On July 21, 2025, a Bangladesh Air Force fighter jet crashed into Milestone School and College in Uttara, Dhaka. At least 27 lives were lost, most of them children and teenagers, including teacher Maherin Chowdhury, who reportedly died while trying to protect her students. Over 170 others were injured. This is not simply an aviation disaster; it is a structural and collective failure.
From Bangladesh Feminist Archives, we join in mourning and in outrage.
Our classrooms are not war zones. Our children are not collateral damage. Our schools should not be forced to absorb the consequences of state and military negligence.
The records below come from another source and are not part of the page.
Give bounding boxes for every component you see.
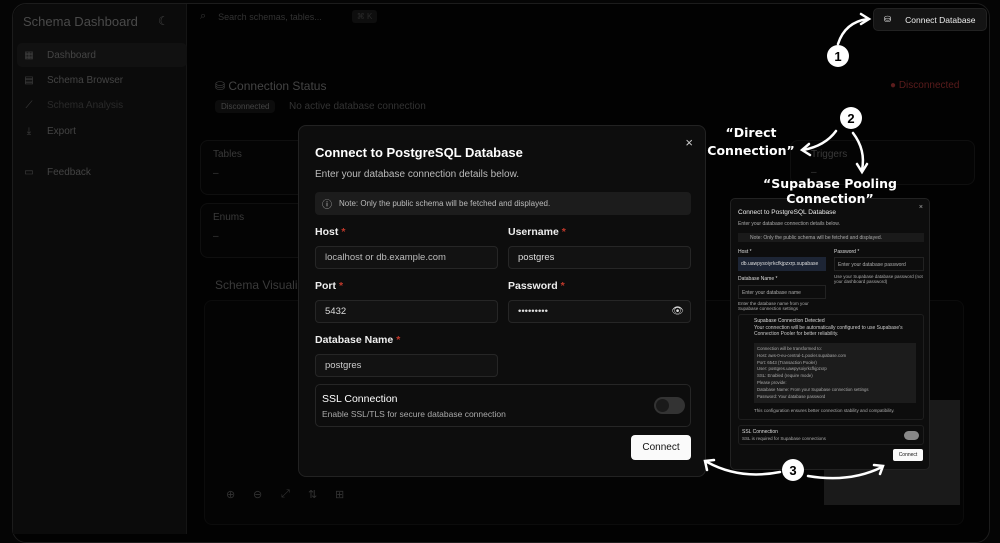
pooling-connection-label: “Supabase Pooling Connection” [763,176,897,206]
arrow-2-direct [801,129,838,152]
direct-connection-label: “Direct Connection” [707,125,795,158]
step-3-badge: 3 [782,459,804,481]
annotation-arrows [703,12,885,480]
step-1-badge: 1 [827,45,849,67]
arrow-3-left [705,460,782,476]
step-2-badge: 2 [840,107,862,129]
arrow-3-right [806,465,884,480]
We acknowledge and honor the care work of teachers, school staff, and community members who rushed to carry injured students, organize transportation, and provide shelter. This labor, so often invisibilized and undervalued, was central to the emergency response. We especially remember Maherin, whose final act was an extension of the same everyday care that women perform, quietly, consistently, and at great cost.
This moment demands more than grief. It demands accountability.
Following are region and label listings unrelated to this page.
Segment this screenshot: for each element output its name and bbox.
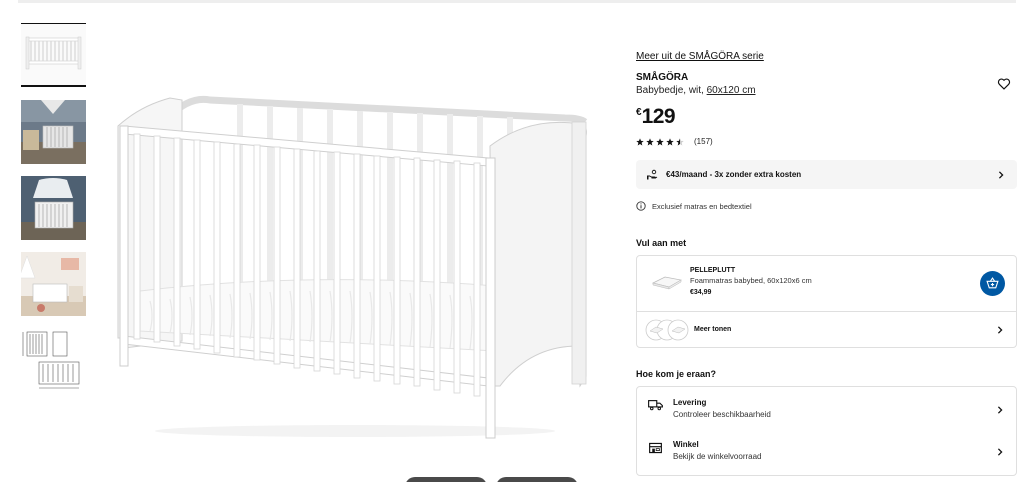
truck-icon [648, 400, 663, 411]
info-icon [636, 201, 646, 211]
star-full-icon [656, 137, 664, 145]
thumbnail-dimensions[interactable] [21, 328, 86, 392]
complement-price: €34,99 [690, 289, 712, 296]
more-products-thumbnails-icon [645, 319, 689, 341]
star-half-icon [676, 137, 684, 145]
chevron-right-icon [998, 170, 1004, 179]
complete-card: PELLEPLUTT Foammatras babybed, 60x120x6 … [636, 255, 1017, 348]
bright-nursery-photo-icon [21, 252, 86, 316]
star-full-icon [666, 137, 674, 145]
price-currency: € [636, 107, 642, 118]
crib-thumbnail-icon [21, 23, 86, 87]
star-full-icon [646, 137, 654, 145]
hand-coin-icon [647, 169, 658, 179]
complement-name: PELLEPLUTT [690, 267, 736, 274]
product-price: €129 [636, 105, 676, 129]
top-divider [18, 0, 1016, 3]
product-desc-prefix: Babybedje, wit, [636, 85, 707, 96]
favorite-heart-icon[interactable] [997, 77, 1011, 91]
chevron-right-icon [997, 406, 1003, 414]
nursery-photo-icon [21, 100, 86, 164]
thumbnail-crib-canopy[interactable] [21, 176, 86, 240]
cart-add-icon [986, 277, 999, 289]
delivery-option-levering[interactable]: Levering Controleer beschikbaarheid [637, 387, 1016, 432]
chevron-right-icon [997, 448, 1003, 456]
add-to-cart-button[interactable] [980, 271, 1005, 296]
levering-subtitle: Controleer beschikbaarheid [673, 410, 771, 419]
image-action-button-right[interactable] [496, 477, 578, 482]
show-more-row[interactable]: Meer tonen [637, 311, 1016, 348]
crib-image-icon [117, 95, 588, 439]
dimension-drawing-icon [21, 328, 86, 392]
product-name: SMÅGÖRA [636, 72, 689, 83]
levering-title: Levering [673, 398, 707, 407]
image-action-button-left[interactable] [405, 477, 487, 482]
rating[interactable]: (157) [636, 137, 713, 146]
info-text: Exclusief matras en bedtextiel [652, 201, 752, 211]
installment-banner[interactable]: €43/maand - 3x zonder extra kosten [636, 160, 1017, 189]
star-full-icon [636, 137, 644, 145]
complete-section-title: Vul aan met [636, 238, 687, 248]
product-size-link[interactable]: 60x120 cm [707, 85, 756, 96]
thumbnail-crib-front[interactable] [21, 23, 86, 87]
chevron-right-icon [997, 326, 1003, 334]
complement-desc: Foammatras babybed, 60x120x6 cm [690, 276, 812, 285]
mattress-thumbnail-icon [651, 276, 682, 290]
thumbnail-nursery-scene[interactable] [21, 100, 86, 164]
thumbnail-bright-nursery[interactable] [21, 252, 86, 316]
delivery-section-title: Hoe kom je eraan? [636, 369, 717, 379]
winkel-title: Winkel [673, 440, 699, 449]
complement-item[interactable]: PELLEPLUTT Foammatras babybed, 60x120x6 … [637, 256, 1016, 311]
delivery-card: Levering Controleer beschikbaarheid Wink… [636, 386, 1017, 476]
main-product-image[interactable] [110, 86, 600, 446]
info-note: Exclusief matras en bedtextiel [636, 201, 752, 211]
delivery-option-winkel[interactable]: Winkel Bekijk de winkelvoorraad [637, 432, 1016, 475]
show-more-label: Meer tonen [694, 326, 732, 333]
price-amount: 129 [641, 105, 676, 128]
installment-text: €43/maand - 3x zonder extra kosten [666, 170, 802, 179]
rating-count: (157) [694, 137, 713, 146]
winkel-subtitle: Bekijk de winkelvoorraad [673, 452, 762, 461]
series-link[interactable]: Meer uit de SMÅGÖRA serie [636, 51, 764, 62]
product-description: Babybedje, wit, 60x120 cm [636, 85, 756, 96]
canopy-photo-icon [21, 176, 86, 240]
store-icon [649, 442, 662, 454]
Why are military training jets flying over densely populated neighborhoods? Why is disaster preparedness left to overstretched teachers and unprotected children? Why are the voices of those most affected, students, parents, survivors, absent from national conversations?
This was not an accident. It is the result of entrenched militarization, poor urban governance, and a persistent erasure of public safety from state priorities.
Bangladesh Feminist Archives stands in full solidarity with all those impacted. We join the call for a transparent investigation and urgent structural reform to prevent such preventable loss of life.